The kicker is that all of this stuff was extracted from the system by Pfc. Bradley Manning, a low-level intelligence analyst who pulled it off by using a CD marked with "Lady Gaga." Manning has since disappeared into the loving embrace of the U.S. Government, thanks to these cables and to several other incidents in which classified military videos were released, also through WikiLeaks. Lady Gaga's current whereabouts are unknown.

It's not your fault you're so gap-toothed

Setting aside the obviously interesting possibilities for American foreign relations, one thing to consider is the broader implications of the existence of a site like WikiLeaks and its opportunities to capitalize on the numerous holes in the government information infrastructure.

Although the secrets that have been revealed are mostly of the type that are actually the norm in diplomatic circles—and in government circles in general, which is permeated with an "I scratch your back, you scratch mine" mentality—it affords the American public a rare glimpse behind the scenes. Whether this glimpse is desirable or not remains to be seen.

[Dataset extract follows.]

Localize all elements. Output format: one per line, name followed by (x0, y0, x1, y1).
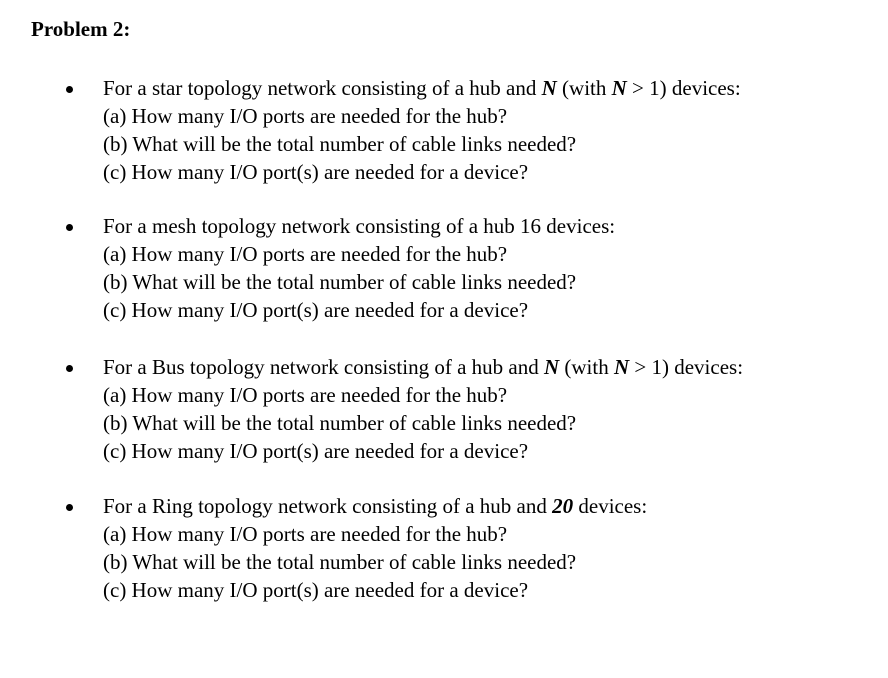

In any case, the only really problematic fallout is forecast to hit the Middle East and UN. Our allies are less than perturbed by the content of these cables—they do the same things themselves, after all; one of Clinton's fellow travelers said, "You should see what we say about you"—but Iran and its regional partners suddenly have some hard truths to grapple with. Israel in particular must now cope with the revelation of their military preparations, and Saudi Arabia and Egypt need to address their own nations' tendencies to encourage the West to do their dirty work for them.

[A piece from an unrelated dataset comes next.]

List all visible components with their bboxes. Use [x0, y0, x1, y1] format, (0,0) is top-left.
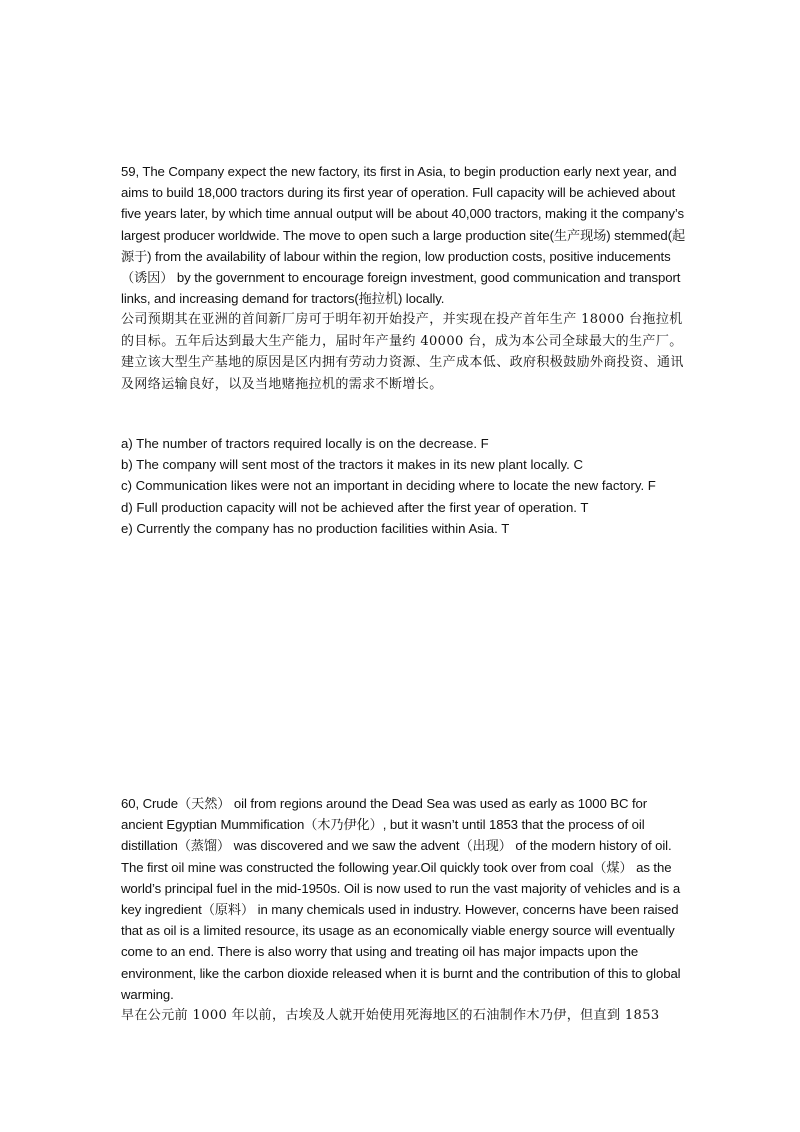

But has this sort of thing irretrievably messed us up? No. For instance, take a look at this New Republic article. It perfectly illustrates what I said before; the really dangerous stuff is never made available to 2.5 million people, least of all to the State Department. And generally, outside of the gossipy descriptions permeating these cables, none of this is news to the countries discussed.

It's just a hot dog, guys. Making out with it is embarrassing but it's not the end of the world. Suck away.

One time she punched me in the face. It was awesome

As for WikiLeaks and its masters, including the now-famous Julian Assange, the globetrotting Australian who will probably never set foot on American soil again, the future is murky. He can't be charged for treason against the United States, because he isn't a United States citizen. The site itself can't be shut down, because it is located on servers in countries friendly to troublemakers.

However, WikiLeaks was the subject of a DDoS attack (distributed denial of service, in which servers are flooded with millions of spurious requests and subsequently overwhelmed) the day that the cables were released by The New York Times, Der Spiegel, El Pais (not much of an English version; Google Translate is your friend), and Le Monde (ditto, but in French). And Assange himself has been the subject of much discussion in governmental circles; it now appears likely that he may somehow be prosecuted under the Espionage Act. He is meanwhile the subject of several investigations in other countries, including his homeland of Australia, and in Sweden, where he has been accused, rather conveniently, of rape.

I doubt WikiLeaks will be taken down, and neither will Assange—at least not for long. Although the United States Government is probably out for vengeance, the initial damage has been done. But we'll see.

It's not over, though. Assange has said there's more. And it's about a major American bank.

Oooh ... burn!

Jim McCarthy is a deaf graduate of Rochester Institute of Technology and the University of South Florida and is currently a student in the School of Life and Human Folly (SLHF).


  1. Jim -

    What is the purpose of the non-sequiturs interlacing the article?

  2. They're lines from "Mean Girls" with some thematic connections to each section. I'm just happy to have gotten away with it.


  3. So funny about the analogy to Mean Girls! Another brilliant article by Jim MCCarthy! You rock!